The pound sterling has risen against the dollar for the past few weeks in spite of the generally bearish sentiment that has cast itself against the pound sterling since at least October (and more broadly since April 2018). However, despite the recent uplift, I did predict in a previous article (dated December 16, 2018) this would occur.
In that article, I anticipated that GBP/USD could retrace positively to as high as 1.29. With GBP/USD now trading at approximately 1.274 (up from around 1.258 at the time I wrote my last GBP/USD article), the upside potential is now limited. Nevertheless, to complete the retracement, traders should be open to seeing GBP/USD trading to 1.28550, and possibly overshooting to the 1.29 level to complete the retracement.
The chart below depicts the current price for GBP/USD on the weekly chart, complete with the Fibonacci retracement which is pinned to the levels of 1.30229 and 1.25834, which represent the intra-week opening price for the week commencing November 5, 2018 and the intra-week closing price for the week commencing December 10, 2018.
(Chart created by the author using charting tools provided by TradingView.com. This applies to all further charts presented in this article hereafter.)
As the chart shows at the 0.618 level, GBP/USD could still be targeting 1.28550. However, given that GBP/USD is likely to resume the bearish trend thereafter, the pair will likely become a short from such levels.
Indeed, unless GBP/USD soars to overtake 1.30229, the lower high will help to confirm further bearishness. The chart below supports this thesis, showing the pound sterling struggling to regain ground (on the daily candlestick chart) relative to the Japanese yen (green line), Swiss franc (purple line) and euros (blue line).
It could be argued that the pound is not doing so badly recently relative to currencies such as the Canadian dollar. However, the Canadian dollar is a difficult currency to draw useful comparisons to, due to its strong correlation with oil, and in turn the uncertainty of the oil price. What we can see from the above chart is the pound sterling is not strengthening against yen, francs or euros: this is a red flag for GBP/USD.
Nevertheless, let us assume that GBP/USD manages to find at least 1.28550. At this point, where could the GBP/USD target? The same intraday low of 1.24765 achieved on December 12, 2018 would be a starting point. This level is marked using the black line in the daily candlestick chart below.
The 1.24765 would be a natural target after reversing this short-term positive retracement. However, could the GBP/USD pair find even lower ground? It is of the author's opinion that yes, we could answer in the affirmative. Using the monthly candlestick chart, we can draw our attention to the 1.22055 level, which represents the monthly opening price for the month which commenced November 1, 2016.
It is difficult to place much significance on this level, other than the fact that it was a long-term source of liquidity during the end of 2016 and beginning of 2017, and that most recently we have seen two months within which the opening and closing prices were very similar (despite fairly sizable trading ranges).

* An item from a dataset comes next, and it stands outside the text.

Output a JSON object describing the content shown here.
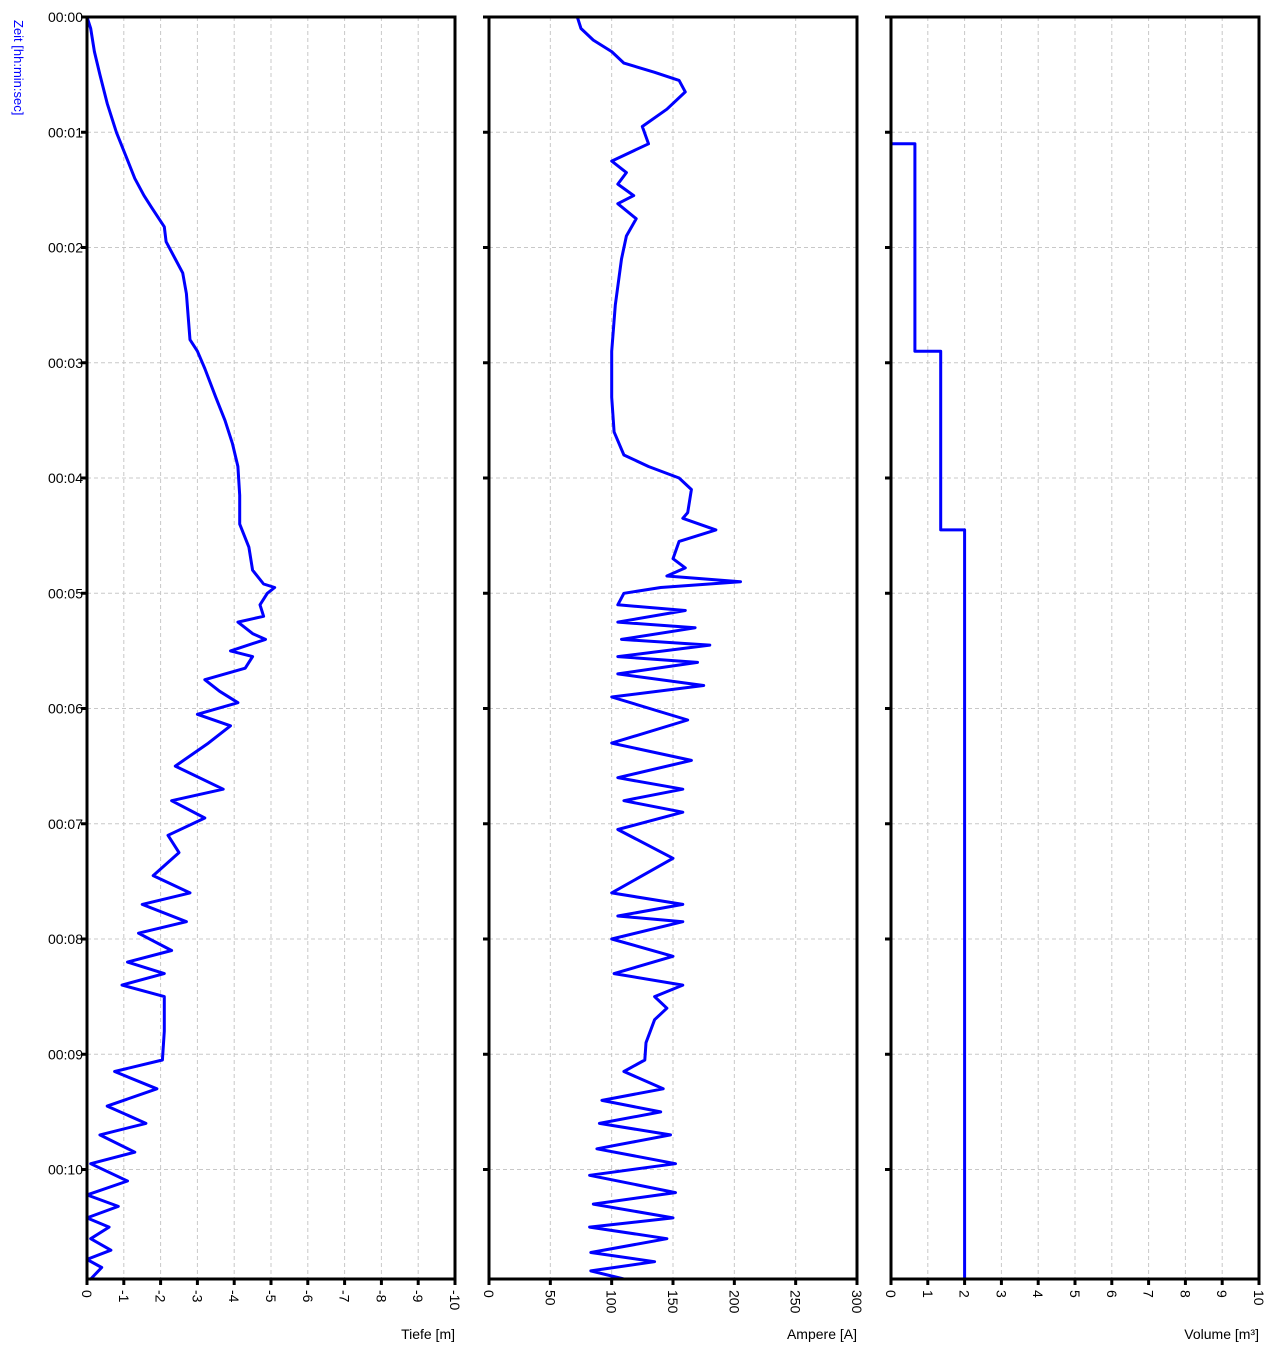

In other words, GBP/USD has entered a period of indecisiveness as the as Britain prepares to leave the EU on March 29, 2019. Yet given the long-term trend and apparent target (judging from the multi-month direction), the bearish bias on the pound sterling remains intact, likely for at least the next month or two (subject to further analysis as price develops over the next few weeks).

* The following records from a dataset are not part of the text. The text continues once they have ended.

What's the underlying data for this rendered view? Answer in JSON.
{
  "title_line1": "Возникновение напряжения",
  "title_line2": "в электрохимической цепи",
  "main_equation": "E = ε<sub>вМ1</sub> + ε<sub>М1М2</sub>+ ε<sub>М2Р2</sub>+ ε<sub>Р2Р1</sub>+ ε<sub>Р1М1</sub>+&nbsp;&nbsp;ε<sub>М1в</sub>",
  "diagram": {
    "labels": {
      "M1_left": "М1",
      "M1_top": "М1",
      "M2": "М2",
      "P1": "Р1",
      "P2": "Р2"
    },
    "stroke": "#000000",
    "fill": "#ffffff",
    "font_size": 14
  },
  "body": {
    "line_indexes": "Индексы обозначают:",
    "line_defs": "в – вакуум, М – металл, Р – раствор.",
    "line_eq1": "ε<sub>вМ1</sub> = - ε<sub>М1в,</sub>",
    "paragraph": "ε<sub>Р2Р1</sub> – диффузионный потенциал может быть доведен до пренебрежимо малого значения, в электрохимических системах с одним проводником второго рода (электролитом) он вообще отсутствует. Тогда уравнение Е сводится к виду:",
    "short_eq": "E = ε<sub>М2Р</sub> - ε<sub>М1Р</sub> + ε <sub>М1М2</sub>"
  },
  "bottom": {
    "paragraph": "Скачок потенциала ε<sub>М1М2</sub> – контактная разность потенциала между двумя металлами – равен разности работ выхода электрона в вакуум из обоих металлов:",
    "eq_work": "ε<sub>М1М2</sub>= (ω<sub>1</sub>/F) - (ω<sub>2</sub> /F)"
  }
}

It is the author's opinion that traders should be extremely wary of buying GBP/USD up to higher levels, as the recent positive retracement is unlikely to hold for long. Traders should not rule out, and perhaps should even expect, to see GBP/USD fall even further to 1.22 before the Brexit deadline date of March 29, 2019.
This view might also have negative implications for UK equities (i.e. FTSE 100) over the next few weeks and months. If the pound sterling continues to suffer, sophisticated (and international) investors may address this renewed threat on the pound by selling UK equities, putting further pressure on UK equities.
Disclosure: I/we have no positions in any stocks mentioned, and no plans to initiate any positions within the next 72 hours. I wrote this article myself, and it expresses my own opinions. I am not receiving compensation for it (other than from Seeking Alpha). I have no business relationship with any company whose stock is mentioned in this article.